The actors’ careers are also mirror images of one another. Clint Eastwood got his start in Spaghetti Westerns, which set him on the path towards becoming a Western icon. On the other side of the world, Toshiro Mifune’s role in Yojimbo opened the door to rest of his career, in which he starred in a variety of classic samurai films.
Clint Eastwood Still Has the Poncho From the ‘Man With No Name’ Trilogy
The Man With No Name trilogy (Fistful of Dollars, For a Few Dollars More, and The Good, the Bad and the Ugly) changed the trajectory of Clint Eastwood’s career and the Western genre as a whole. And though Eastwood plays the aloof anti-hero to perfection, he’s still human. Like anyone, he has a sentimental side.
Throughout the trilogy, The Man With No Name wore a wide-brim cowboy hat and a brown and white poncho.
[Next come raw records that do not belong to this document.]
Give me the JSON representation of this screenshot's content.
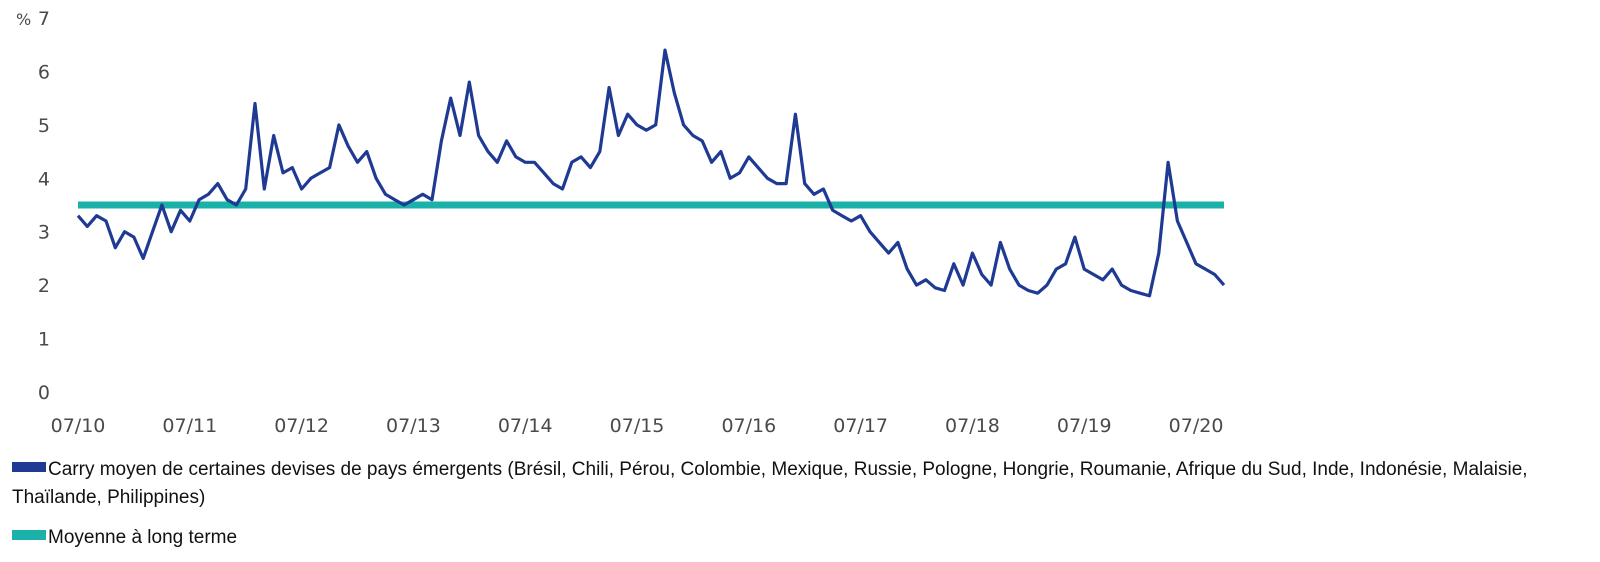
{
  "chart_data": {
    "type": "line",
    "y_unit": "%",
    "ylim": [
      0,
      7
    ],
    "y_ticks": [
      "0",
      "1",
      "2",
      "3",
      "4",
      "5",
      "6",
      "7"
    ],
    "x_ticks": [
      "07/10",
      "07/11",
      "07/12",
      "07/13",
      "07/14",
      "07/15",
      "07/16",
      "07/17",
      "07/18",
      "07/19",
      "07/20"
    ],
    "xlim": [
      "2010-07",
      "2020-10"
    ],
    "grid": false,
    "legend_position": "bottom",
    "series": [
      {
        "name": "Carry moyen de certaines devises de pays émergents (Brésil, Chili, Pérou, Colombie, Mexique, Russie, Pologne, Hongrie, Roumanie, Afrique du Sud, Inde, Indonésie, Malaisie, Thaïlande, Philippines)",
        "color": "#1f3a93",
        "points": [
          [
            "2010-07",
            3.3
          ],
          [
            "2010-08",
            3.1
          ],
          [
            "2010-09",
            3.3
          ],
          [
            "2010-10",
            3.2
          ],
          [
            "2010-11",
            2.7
          ],
          [
            "2010-12",
            3.0
          ],
          [
            "2011-01",
            2.9
          ],
          [
            "2011-02",
            2.5
          ],
          [
            "2011-03",
            3.0
          ],
          [
            "2011-04",
            3.5
          ],
          [
            "2011-05",
            3.0
          ],
          [
            "2011-06",
            3.4
          ],
          [
            "2011-07",
            3.2
          ],
          [
            "2011-08",
            3.6
          ],
          [
            "2011-09",
            3.7
          ],
          [
            "2011-10",
            3.9
          ],
          [
            "2011-11",
            3.6
          ],
          [
            "2011-12",
            3.5
          ],
          [
            "2012-01",
            3.8
          ],
          [
            "2012-02",
            5.4
          ],
          [
            "2012-03",
            3.8
          ],
          [
            "2012-04",
            4.8
          ],
          [
            "2012-05",
            4.1
          ],
          [
            "2012-06",
            4.2
          ],
          [
            "2012-07",
            3.8
          ],
          [
            "2012-08",
            4.0
          ],
          [
            "2012-09",
            4.1
          ],
          [
            "2012-10",
            4.2
          ],
          [
            "2012-11",
            5.0
          ],
          [
            "2012-12",
            4.6
          ],
          [
            "2013-01",
            4.3
          ],
          [
            "2013-02",
            4.5
          ],
          [
            "2013-03",
            4.0
          ],
          [
            "2013-04",
            3.7
          ],
          [
            "2013-05",
            3.6
          ],
          [
            "2013-06",
            3.5
          ],
          [
            "2013-07",
            3.6
          ],
          [
            "2013-08",
            3.7
          ],
          [
            "2013-09",
            3.6
          ],
          [
            "2013-10",
            4.7
          ],
          [
            "2013-11",
            5.5
          ],
          [
            "2013-12",
            4.8
          ],
          [
            "2014-01",
            5.8
          ],
          [
            "2014-02",
            4.8
          ],
          [
            "2014-03",
            4.5
          ],
          [
            "2014-04",
            4.3
          ],
          [
            "2014-05",
            4.7
          ],
          [
            "2014-06",
            4.4
          ],
          [
            "2014-07",
            4.3
          ],
          [
            "2014-08",
            4.3
          ],
          [
            "2014-09",
            4.1
          ],
          [
            "2014-10",
            3.9
          ],
          [
            "2014-11",
            3.8
          ],
          [
            "2014-12",
            4.3
          ],
          [
            "2015-01",
            4.4
          ],
          [
            "2015-02",
            4.2
          ],
          [
            "2015-03",
            4.5
          ],
          [
            "2015-04",
            5.7
          ],
          [
            "2015-05",
            4.8
          ],
          [
            "2015-06",
            5.2
          ],
          [
            "2015-07",
            5.0
          ],
          [
            "2015-08",
            4.9
          ],
          [
            "2015-09",
            5.0
          ],
          [
            "2015-10",
            6.4
          ],
          [
            "2015-11",
            5.6
          ],
          [
            "2015-12",
            5.0
          ],
          [
            "2016-01",
            4.8
          ],
          [
            "2016-02",
            4.7
          ],
          [
            "2016-03",
            4.3
          ],
          [
            "2016-04",
            4.5
          ],
          [
            "2016-05",
            4.0
          ],
          [
            "2016-06",
            4.1
          ],
          [
            "2016-07",
            4.4
          ],
          [
            "2016-08",
            4.2
          ],
          [
            "2016-09",
            4.0
          ],
          [
            "2016-10",
            3.9
          ],
          [
            "2016-11",
            3.9
          ],
          [
            "2016-12",
            5.2
          ],
          [
            "2017-01",
            3.9
          ],
          [
            "2017-02",
            3.7
          ],
          [
            "2017-03",
            3.8
          ],
          [
            "2017-04",
            3.4
          ],
          [
            "2017-05",
            3.3
          ],
          [
            "2017-06",
            3.2
          ],
          [
            "2017-07",
            3.3
          ],
          [
            "2017-08",
            3.0
          ],
          [
            "2017-09",
            2.8
          ],
          [
            "2017-10",
            2.6
          ],
          [
            "2017-11",
            2.8
          ],
          [
            "2017-12",
            2.3
          ],
          [
            "2018-01",
            2.0
          ],
          [
            "2018-02",
            2.1
          ],
          [
            "2018-03",
            1.95
          ],
          [
            "2018-04",
            1.9
          ],
          [
            "2018-05",
            2.4
          ],
          [
            "2018-06",
            2.0
          ],
          [
            "2018-07",
            2.6
          ],
          [
            "2018-08",
            2.2
          ],
          [
            "2018-09",
            2.0
          ],
          [
            "2018-10",
            2.8
          ],
          [
            "2018-11",
            2.3
          ],
          [
            "2018-12",
            2.0
          ],
          [
            "2019-01",
            1.9
          ],
          [
            "2019-02",
            1.85
          ],
          [
            "2019-03",
            2.0
          ],
          [
            "2019-04",
            2.3
          ],
          [
            "2019-05",
            2.4
          ],
          [
            "2019-06",
            2.9
          ],
          [
            "2019-07",
            2.3
          ],
          [
            "2019-08",
            2.2
          ],
          [
            "2019-09",
            2.1
          ],
          [
            "2019-10",
            2.3
          ],
          [
            "2019-11",
            2.0
          ],
          [
            "2019-12",
            1.9
          ],
          [
            "2020-01",
            1.85
          ],
          [
            "2020-02",
            1.8
          ],
          [
            "2020-03",
            2.6
          ],
          [
            "2020-04",
            4.3
          ],
          [
            "2020-05",
            3.2
          ],
          [
            "2020-06",
            2.8
          ],
          [
            "2020-07",
            2.4
          ],
          [
            "2020-08",
            2.3
          ],
          [
            "2020-09",
            2.2
          ],
          [
            "2020-10",
            2.0
          ]
        ]
      },
      {
        "name": "Moyenne à long terme",
        "color": "#1ab2a8",
        "points": [
          [
            "2010-07",
            3.5
          ],
          [
            "2020-10",
            3.5
          ]
        ]
      }
    ]
  }
}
Because the poncho became synonymous with the character, Clint Eastwood kept it as a memento of his work on the films.
The poncho took quite a bit of punishment throughout the filming of the trilogy. It’s also now close to 60 years old. But Clint Eastwood has taken excellent care of it over the years. He’s so determined to maintain its integrity that he’s never washed it.
In a 2002 interview with Entertainment Today, Clint Eastwood gave the details behind the care his beloved poncho receives. “I still have that, yeah,” Eastwood said of his Dollars Trilogy poncho. “It’s sitting in a glass case. Never been washed. If you washed it, it would fall apart … It was folded up after The Good, the Bad and the Ugly and it hasn’t been unfolded yet.”